PURPOSE: This study was designed to assess the prognostic value of the lymph node ratio in patients with colon cancer treated by colorectal specialists.
METHODS: Three hundred and sixty-two Stage III consecutive cases were analyzed based on quartiles: lymph node ratio 1 (>0 and <0.06); lymph node ratio 2 (between 0.06 and 0.12); lymph node ratio 3 (>0.12 and <0.25); lymph node ratio 4 (≥0.25).

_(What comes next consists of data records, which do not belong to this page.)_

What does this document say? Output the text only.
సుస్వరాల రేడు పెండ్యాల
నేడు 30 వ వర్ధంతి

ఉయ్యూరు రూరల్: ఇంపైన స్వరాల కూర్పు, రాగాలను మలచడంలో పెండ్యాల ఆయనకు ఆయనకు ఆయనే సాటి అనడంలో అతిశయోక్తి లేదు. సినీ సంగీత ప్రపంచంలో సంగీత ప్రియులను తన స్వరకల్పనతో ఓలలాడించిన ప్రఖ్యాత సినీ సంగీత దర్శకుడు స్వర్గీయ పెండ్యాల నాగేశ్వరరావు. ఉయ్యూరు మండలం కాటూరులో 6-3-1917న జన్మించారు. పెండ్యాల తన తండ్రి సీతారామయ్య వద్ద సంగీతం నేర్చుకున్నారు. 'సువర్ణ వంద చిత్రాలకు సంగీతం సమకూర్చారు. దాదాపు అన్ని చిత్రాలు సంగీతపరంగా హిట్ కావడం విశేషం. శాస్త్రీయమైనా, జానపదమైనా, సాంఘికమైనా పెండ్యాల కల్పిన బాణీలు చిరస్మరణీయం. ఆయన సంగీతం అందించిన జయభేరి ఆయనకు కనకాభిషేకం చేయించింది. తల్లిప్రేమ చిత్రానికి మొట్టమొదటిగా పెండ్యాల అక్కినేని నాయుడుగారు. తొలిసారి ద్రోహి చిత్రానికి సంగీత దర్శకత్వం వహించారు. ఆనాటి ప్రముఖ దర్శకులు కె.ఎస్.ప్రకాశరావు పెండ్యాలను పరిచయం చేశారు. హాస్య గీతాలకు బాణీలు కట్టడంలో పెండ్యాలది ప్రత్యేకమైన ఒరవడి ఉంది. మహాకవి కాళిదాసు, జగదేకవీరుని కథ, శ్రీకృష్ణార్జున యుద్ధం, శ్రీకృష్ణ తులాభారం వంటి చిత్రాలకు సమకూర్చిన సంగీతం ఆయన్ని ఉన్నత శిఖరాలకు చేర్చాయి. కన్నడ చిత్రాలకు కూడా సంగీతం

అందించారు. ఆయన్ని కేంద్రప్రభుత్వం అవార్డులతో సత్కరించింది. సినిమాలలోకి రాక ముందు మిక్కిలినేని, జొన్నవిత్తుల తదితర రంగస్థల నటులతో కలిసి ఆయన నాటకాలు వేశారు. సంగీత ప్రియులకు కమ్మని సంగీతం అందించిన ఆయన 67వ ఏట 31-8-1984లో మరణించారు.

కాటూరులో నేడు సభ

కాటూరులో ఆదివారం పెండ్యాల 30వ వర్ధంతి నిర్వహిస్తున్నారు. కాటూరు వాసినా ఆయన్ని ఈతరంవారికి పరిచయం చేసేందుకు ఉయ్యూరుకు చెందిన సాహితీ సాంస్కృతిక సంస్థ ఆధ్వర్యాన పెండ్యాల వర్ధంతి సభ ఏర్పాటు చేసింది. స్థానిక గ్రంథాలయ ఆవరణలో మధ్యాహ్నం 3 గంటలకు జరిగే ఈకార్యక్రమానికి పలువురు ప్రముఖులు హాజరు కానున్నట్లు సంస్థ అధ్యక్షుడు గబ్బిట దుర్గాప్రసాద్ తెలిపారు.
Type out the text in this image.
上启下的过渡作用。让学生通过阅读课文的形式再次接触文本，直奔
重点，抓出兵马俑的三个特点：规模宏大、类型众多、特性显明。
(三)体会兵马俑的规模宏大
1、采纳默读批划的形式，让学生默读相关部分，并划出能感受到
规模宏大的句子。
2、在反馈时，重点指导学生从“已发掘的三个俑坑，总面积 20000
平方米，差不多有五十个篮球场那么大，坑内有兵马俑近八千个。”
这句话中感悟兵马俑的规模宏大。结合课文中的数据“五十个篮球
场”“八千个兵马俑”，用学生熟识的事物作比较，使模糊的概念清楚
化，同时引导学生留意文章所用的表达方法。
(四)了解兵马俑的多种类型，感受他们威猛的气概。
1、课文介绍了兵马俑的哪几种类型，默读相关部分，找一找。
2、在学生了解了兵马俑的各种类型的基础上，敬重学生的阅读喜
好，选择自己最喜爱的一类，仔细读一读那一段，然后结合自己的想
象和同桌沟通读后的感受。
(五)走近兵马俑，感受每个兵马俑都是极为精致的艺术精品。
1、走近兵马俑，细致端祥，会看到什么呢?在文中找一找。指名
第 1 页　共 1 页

RESULTS: Disease-free survival rates were: lymph node ratio 1, 75.5%; lymph node ratio 2, 74.2%; lymph node ratio 3, 73.2%; and lymph node ratio 4, 40.1%. Similar differences were observed for cancer-specific and overall survival rates. Cases with lymph node ratio ≥0.25 had higher hazard ratios than cases with lymph node ratio <0.25 in terms of disease-free survival (2.8, P < 0.001), cancer-specific survival (3.1, P = 0.0001), and overall survival (2.2, P = 0.0001). The hazard ratio of cases with up to three positive nodes and lymph node ratios ≥0.25 was higher than that of cases with up to three positive nodes and lymph node ratios <0.25 in terms of disease-free survival (3.1, P = 0.003), cancer-specific survival (3.5, P = 0.002), and overall survival (2.4, P = 0.02). Similar differences were found for cases with more than three positive nodes. Lymph node ratio, but not number of positive nodes, had independent prognostic value in multivariate analysis. No interaction between these two variables was found.
CONCLUSION: A lymph node ratio ≥0.25 was an independent prognostic factor in Stage III colon adenocarcinoma regardless of the number positive nodes. It modified outcomes predicted by the current staging system.